/en/file/social-inclusion-through-sportsSocial inclusion through sports
Aleksa Jovanović and Maja Maksimović shared with EPALE how sports and adult education can be used to combat xenophobia.
How do we as adult educators envision effective peace education in a post-conflict region such as the Western Balkans – a region that was once dominated by nationalism, war and hostility? Due to ineffective politics of memory and ideologically shaped narratives about war in Yugoslavia, young adults are still facing the burden of nationalism and hatred. States use the past as a tool to create new post-communist nations based on somewhat imaginary differences and nationalisations of memories that still capture public discourse and spaces. So, what would the role of non-formal education be and how can we create new traces and write new messages of peace and togetherness?
Bridging the gap is the act of making a connection where there is a great difference. In the context of running, Bridge the Gap is a movement that connects various running crews all over the world. Many of the modern movements in the field of sport and recreation are now closer to the ‘social change’ aspiration as they are open about their social criticism and political messages. The Bridge the Gap movement illustrates the comprehensive character of involvement and its role in the urban areas:
‘The various crews are not running groups, but rather crews of likeminded and creative souls that are connected to the pulse of their home city. Moreover, they thrive on unpredictable routes and spontaneity, running in the evenings and mornings. Exploring new neighborhoods, no path is off course, no obstacle unsurmountable’.
A good example of the character of this movement is the 442 Crew, which is a running crew founded in 2015 by Zagreb Runners (ZR) and Belgrade Urban Running Team (BURT). Not so long ago the Western Balkans were struck by war, which created a feud between Croats and Serbs, and so xenophobia and nationalism thrive in the post war discourse. The main goals of the 442 Crew is to offer an alternative and to overcome the dividing nationalism – Yugonostalgia, to fight prejudices and to spread antiwar values, or as one of the founders, Domi, put it: ‘to make us better people within a better community’. How do they do that?
They have two approaches – ‘internal’ and ‘external’. The internal approach includes the members of BURT and ZR simply talking and visiting Zagreb/Belgrade. Traveling plays a big role as people do not often travel between Croatia and Serbia. Many people with prejudice haven’t been in contact with people from the other country, and marathon races are a good reason to travel. The external approach is through various projects, the most important of which is 442 Relay. In November 2016, 16 runners (eight from Belgrade and eight from Zagreb) did a relay run from Belgrade to Zagreb, always running in pairs (one from Zagreb and one from Belgrade), completing 442 km (symbolic distance between Zagreb and Belgrade) in 45 hours. The whole venture was document by VICE production and it was broadcast in Serbia, Greece and Spain.

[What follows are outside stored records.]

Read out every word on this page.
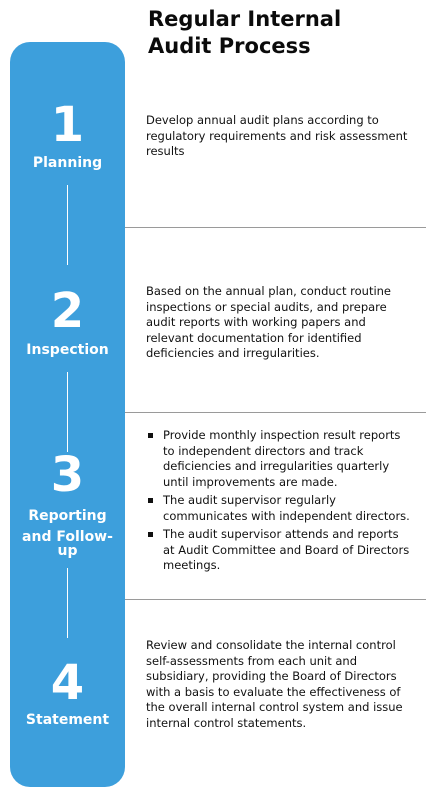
Regular Internal
Audit Process
1
Planning
Develop annual audit plans according to regulatory requirements and risk assessment results
2
Inspection
Based on the annual plan, conduct routine inspections or special audits, and prepare audit reports with working papers and relevant documentation for identified deficiencies and irregularities.
3
Reporting
and Follow-
up
Provide monthly inspection result reports to independent directors and track deficiencies and irregularities quarterly until improvements are made.
The audit supervisor regularly communicates with independent directors.
The audit supervisor attends and reports at Audit Committee and Board of Directors meetings.
4
Statement
Review and consolidate the internal control self-assessments from each unit and subsidiary, providing the Board of Directors with a basis to evaluate the effectiveness of the overall internal control system and issue internal control statements.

In September 2015, the border between Serbia and Croatia was closed for vehicles for a few days due to the migrant crisis, and the runners from BURT and ZR crossed their borders on foot to go meet for a shakeout run on neutral territory. By symbolically crushing borders, they sent a message of tolerance, peace and friendship. Also, the external approach involves promoting the team’s activities in races and events all over the world. Through these actions the 442 Crew aims to offer a new perspective on how we can accept each other. Instead of pointing out differences and dwelling on our past, we can try to find similarities, and find a common path forward.
Aleksa Jovanović is a co-founder and co-captain of Belgrade Urban Running Team and 442 Crew. He is a PhD student at the Department for Pedagogy and Andragogy, at the University of Belgrade and an assistant editor of the adult education journal ‘Andragogical studies’. Aleksa is also a constructivist psychotherapist under supervision.
Maja Maksimovic (1983) is assistant professor at the Department for Pedagogy and Andragogy at the University of Belgrade and a researcher at the Institute for Pedagogy and Andragogy. Maja has a diploma in andragogy, obtained in Belgrade, Serbia, MA in Counselling Studies obtained at the University of Nottingham, UK, and PhD in Andragogy from the University of Belgrade. She is a deputy editor of the adult education journal ‘Andragogical studies’ and the author of numerous publications. Beside her experience in teaching and writing, her interests are related to performance art and theatre. She is an executive board member of European Association for the Education of Adults since 2014.